The goddess Demeter, the Ceres of the Latins, though afterwards of considerable dignity and importance, is but a feeble luminary in the Homeric heavens. That there are in the Iliad[400] only two distinct notices of her personality, might of itself be compatible with a contrary supposition: for in the Troica he introduces his divine personages on account of their relation to the subject, rather than for their general importance; and corn, which feeds man, has little affinity with war, which destroys him. But her weight is, if possible, even smaller in the Odyssey, where she is noticed but once[401], and that incidentally.

The use of the phrase Δημήτερος ἀκτὴ for corn, like the φλὸξ Ἡφαίστοιο for Vulcan, and Ἄρης for the spear, or for the battle, tends to indicate imperfect personality; to show that the deity was indistinctly realized; that the personal name was either recent or at least unfamiliar; and that it was used, not so much to designate a being, as to give life to an idea.

Homer has not asserted any connection between Demeter and Persephone: and the idea of it in later times may have arisen simply from the observation that in the poems Demeter stands as a mother without a child, and Persephone as a daughter without a mother.

Possibly, however, the connection may have been suggested by the name; which seems manifestly to be equivalent to Γῆ μήτηρ or Mother-Earth. And though the original reference was to the production of food by which man lives, the word might be susceptible of another sense, connecting it with the nether world, which had a material relation to Earth, and which, even in Homer, Tityus the son of Γαῖα, and in the later tradition the earth-born race generally, were reputed to inhabit.

The name in its proper sense indicates first the idea, and then the goddess of agriculture: and points to a Pelasgian, and perhaps farther back an Egyptian, rather than an Hellenic or a Phœnician connection. In Egypt, according to the reports collected by Diodorus[402], Isis was held nearly to correspond with her.

With this supposition agree the only notices contained in the poems that tend to attach the goddess Demeter to a particular locality. Her connection with Iasion was probably in Crete or Cyprus, or at any rate (from the name) in some country occupied, and ruled too, by Pelasgians. Her τέμενος[403] or dedicated lands in Thessaly, the Pelasgic Argos, suggest a similar presumption. In Middle Greece and Peloponnesus we never hear of her. The very solemn and ancient observance of her worship in Attica, which was so eminently a Pelasgian state in the time of Homer, entirely accords with the indications of the Homeric text.

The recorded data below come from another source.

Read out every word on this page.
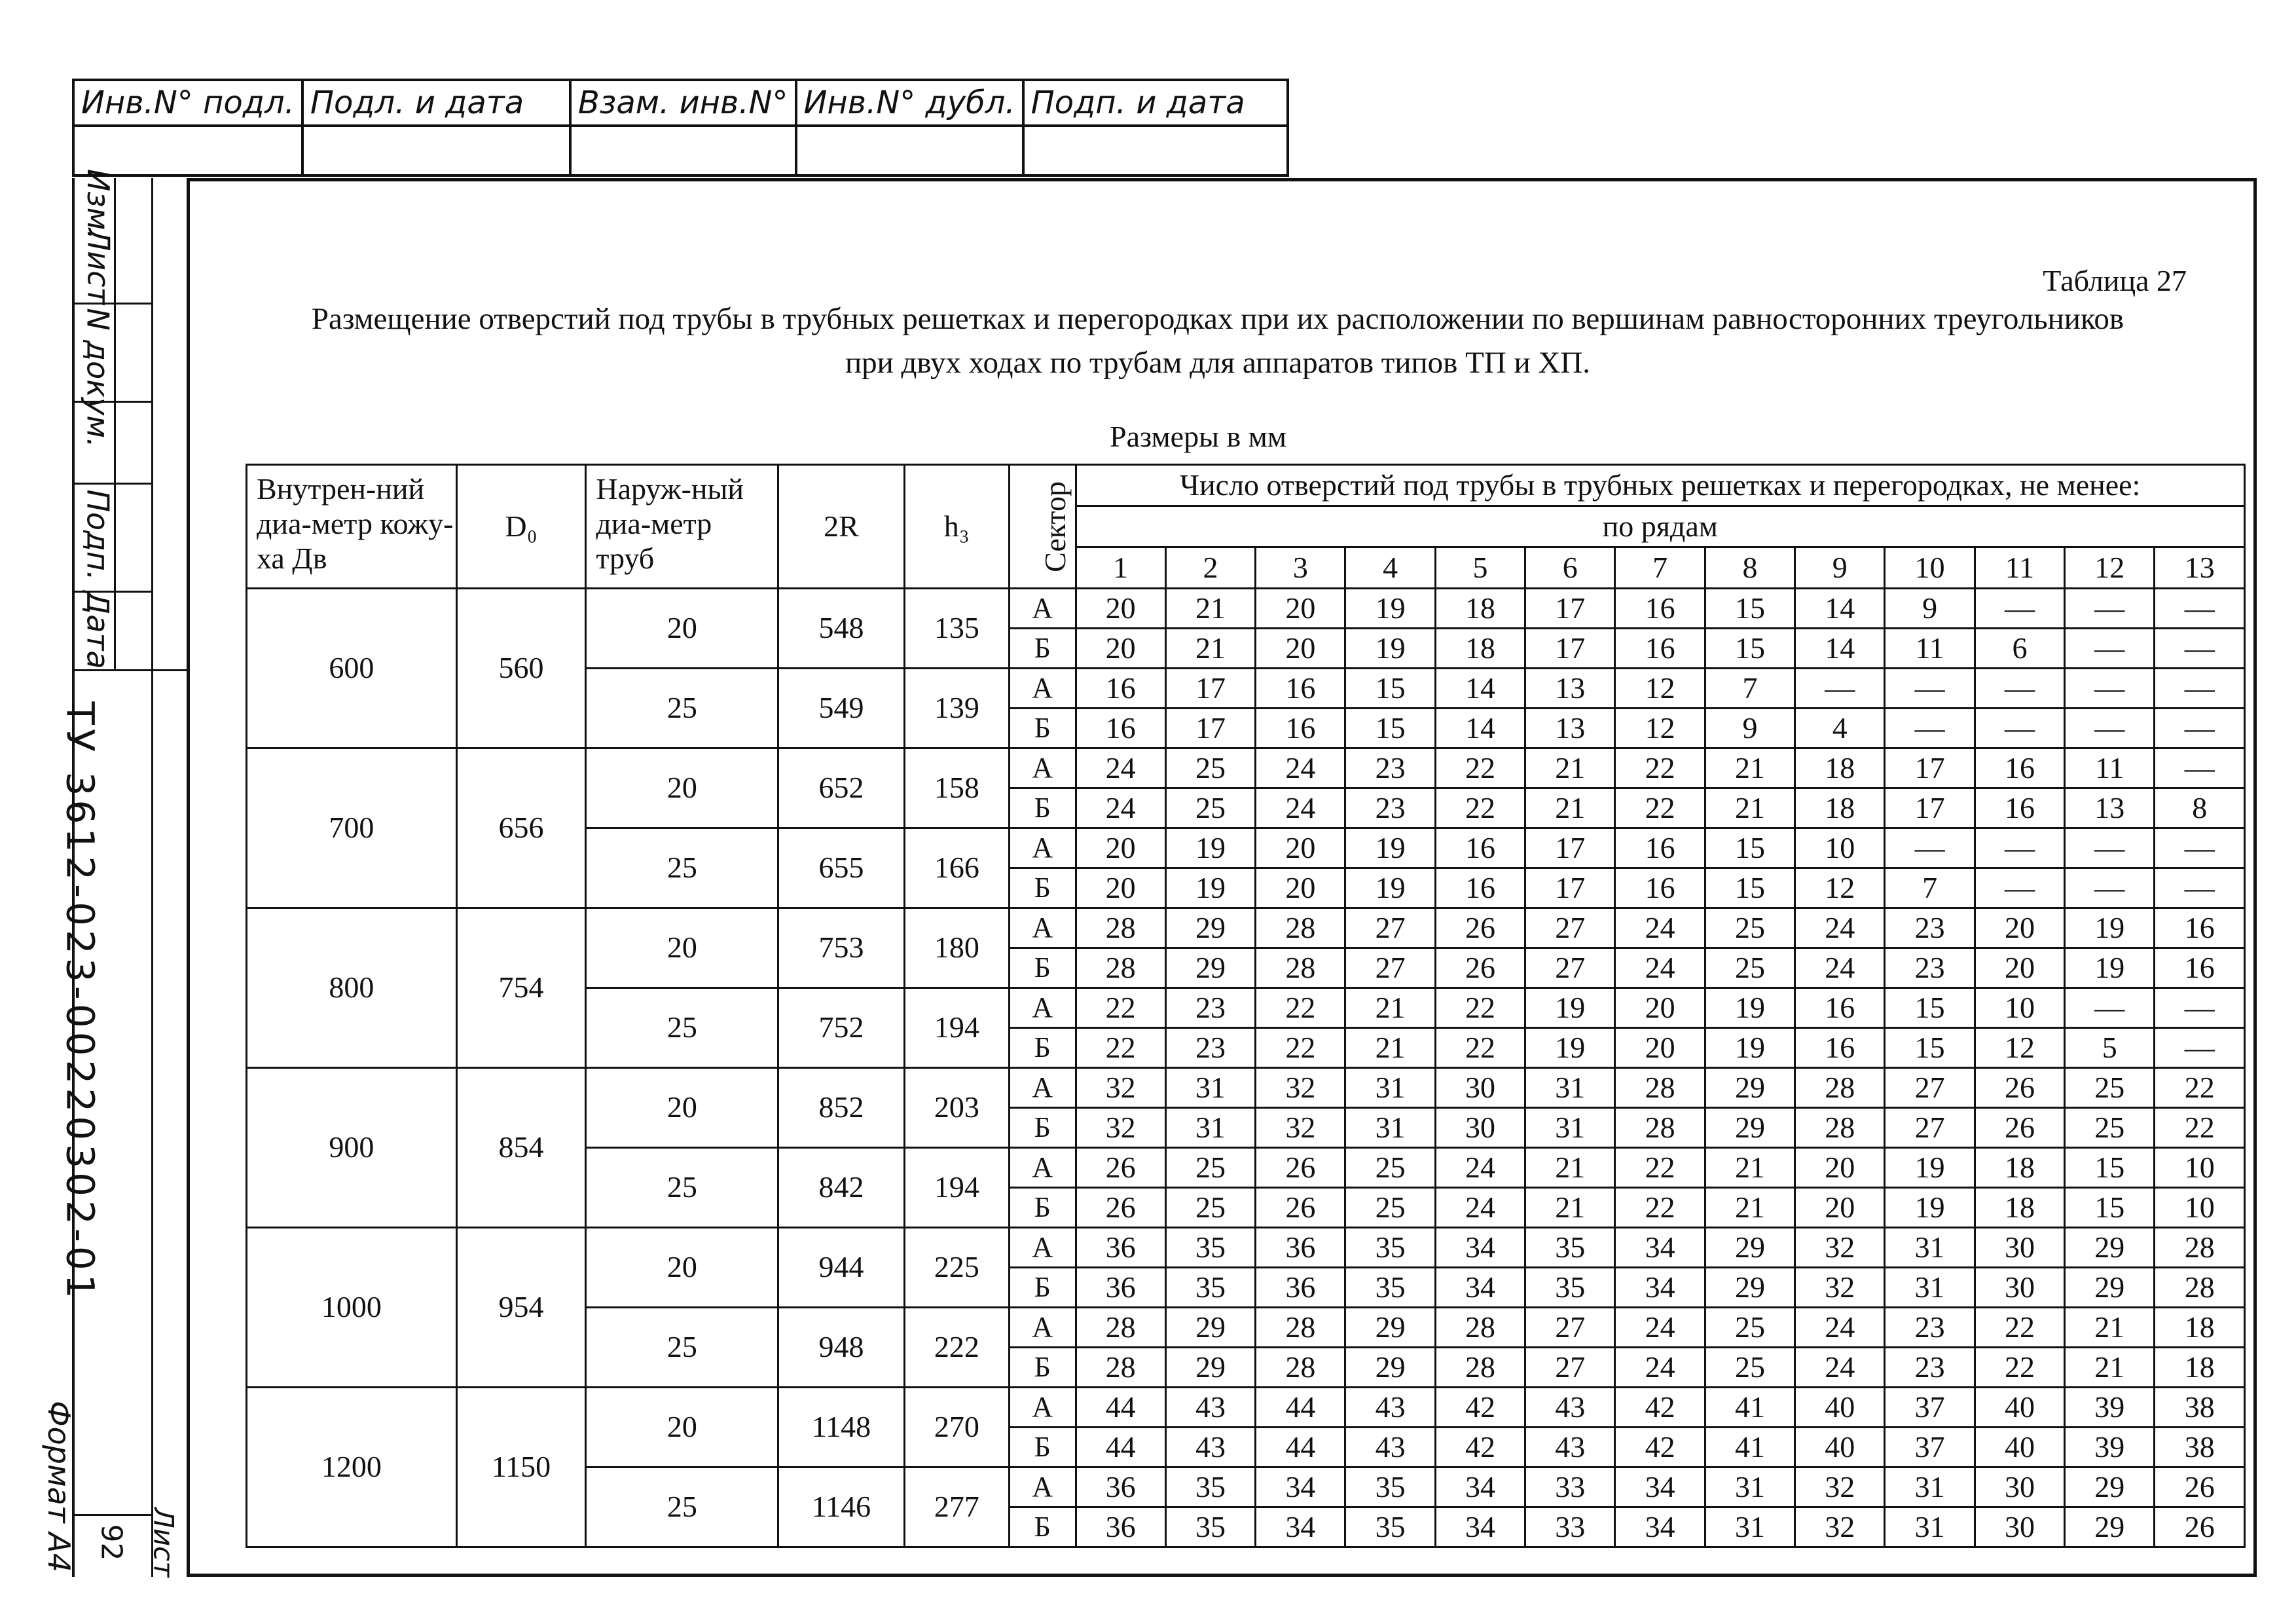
Инв.N° подл.	Подл. и дата	Взам. инв.N°	Инв.N° дубл.	Подп. и дата

Изм.
Лист
N докум.
Подп.
Дата
ТУ 3612-023-00220302-01
Формат А4	Лист
92
Таблица 27
Размещение отверстий под трубы в трубных решетках и перегородках при их расположении по вершинам равносторонних треугольников
при двух ходах по трубам для аппаратов типов ТП и ХП.
Размеры в мм
Внутрен-ний диа-метр кожу-ха Дв	D₀	Наруж-ный диа-метр труб	2R	h₃	Сектор	Число отверстий под трубы в трубных решетках и перегородках, не менее:												
						по рядам												
						1	2	3	4	5	6	7	8	9	10	11	12	13
600	560	20	548	135	А	20	21	20	19	18	17	16	15	14	9	—	—	—
					Б	20	21	20	19	18	17	16	15	14	11	6	—	—
		25	549	139	А	16	17	16	15	14	13	12	7	—	—	—	—	—
					Б	16	17	16	15	14	13	12	9	4	—	—	—	—
700	656	20	652	158	А	24	25	24	23	22	21	22	21	18	17	16	11	—
					Б	24	25	24	23	22	21	22	21	18	17	16	13	8
		25	655	166	А	20	19	20	19	16	17	16	15	10	—	—	—	—
					Б	20	19	20	19	16	17	16	15	12	7	—	—	—
800	754	20	753	180	А	28	29	28	27	26	27	24	25	24	23	20	19	16
					Б	28	29	28	27	26	27	24	25	24	23	20	19	16
		25	752	194	А	22	23	22	21	22	19	20	19	16	15	10	—	—
					Б	22	23	22	21	22	19	20	19	16	15	12	5	—
900	854	20	852	203	А	32	31	32	31	30	31	28	29	28	27	26	25	22
					Б	32	31	32	31	30	31	28	29	28	27	26	25	22
		25	842	194	А	26	25	26	25	24	21	22	21	20	19	18	15	10
					Б	26	25	26	25	24	21	22	21	20	19	18	15	10
1000	954	20	944	225	А	36	35	36	35	34	35	34	29	32	31	30	29	28
					Б	36	35	36	35	34	35	34	29	32	31	30	29	28
		25	948	222	А	28	29	28	29	28	27	24	25	24	23	22	21	18
					Б	28	29	28	29	28	27	24	25	24	23	22	21	18
1200	1150	20	1148	270	А	44	43	44	43	42	43	42	41	40	37	40	39	38
					Б	44	43	44	43	42	43	42	41	40	37	40	39	38
		25	1146	277	А	36	35	34	35	34	33	34	31	32	31	30	29	26
					Б	36	35	34	35	34	33	34	31	32	31	30	29	26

The slight notice she obtains from Homer, compared with the dignity to which other tokens would tend to show that she was entitled, may have been owing to the incomplete amalgamation in his time of Hellenic and Pelasgian institutions.

Upon this goddess, as upon so many others, sensual passion had laid hold. This is decidedly confirmatory of her Pelasgian or eastern, as opposed to properly Hellic associations. We see Venus coming from the east and worshipped in Pelasgian countries: of the three persons whom Aurora appropriates, Orion is pretty evidently the subject of a naturalized eastern tradition, and Tithonus is Asiatic: Calypso and Circe belong to the east by Phœnicia: it is in Troas and Asia that no less than three Nymphs appear as the bearers of children, fighting on the Trojan side, to human fathers[404]. Whereas among the more Hellenic deities, we have Minerva and Proserpine wholly exempt; and Juno using sensual passion it is true, but only for a political end. This assemblage of facts further confirms the supposition, that Ceres ought to be set down as a Pelasgian deity. Orion and Ino, shining in the heavens, seem to belong to the more astronomical form of eastern religion: Ceres to that which was probably transmitted through fertile and well-cultivated Egypt.

Her place in Olympus.

The title of Demeter to rank with the Olympian deities of Homer is not so absolutely clear, as that of many among them: but it may on the whole be sufficiently inferred from the arrangement of the passage in the Fourteenth Odyssey, where Jupiter recites a list of the various partners to whom he owed his offspring. The three first are women, who bore sons never deified, Pirithous, Perseus, and Minos: the two next are women, of whom one gave birth to Dionysus a god, the other to the substantially deified Hercules. The sixth and seventh are Demeter, or Ceres, and Latona; the children of neither are mentioned. Besides that Demeter is called καλλιπλόκαμος ἄνασσα, the two seem to be coupled together as goddesses. The structure of the passage is not chronological, but depends upon dignity advancing regularly towards a climax; so purposely indeed, that Dionysus, always an immortal, is mentioned after Hercules, a mortal born, though Semele had been named before Alcmene. All this appears to require the adoption of the conclusion, that Demeter was reckoned as an Olympian goddess in the Homeric system.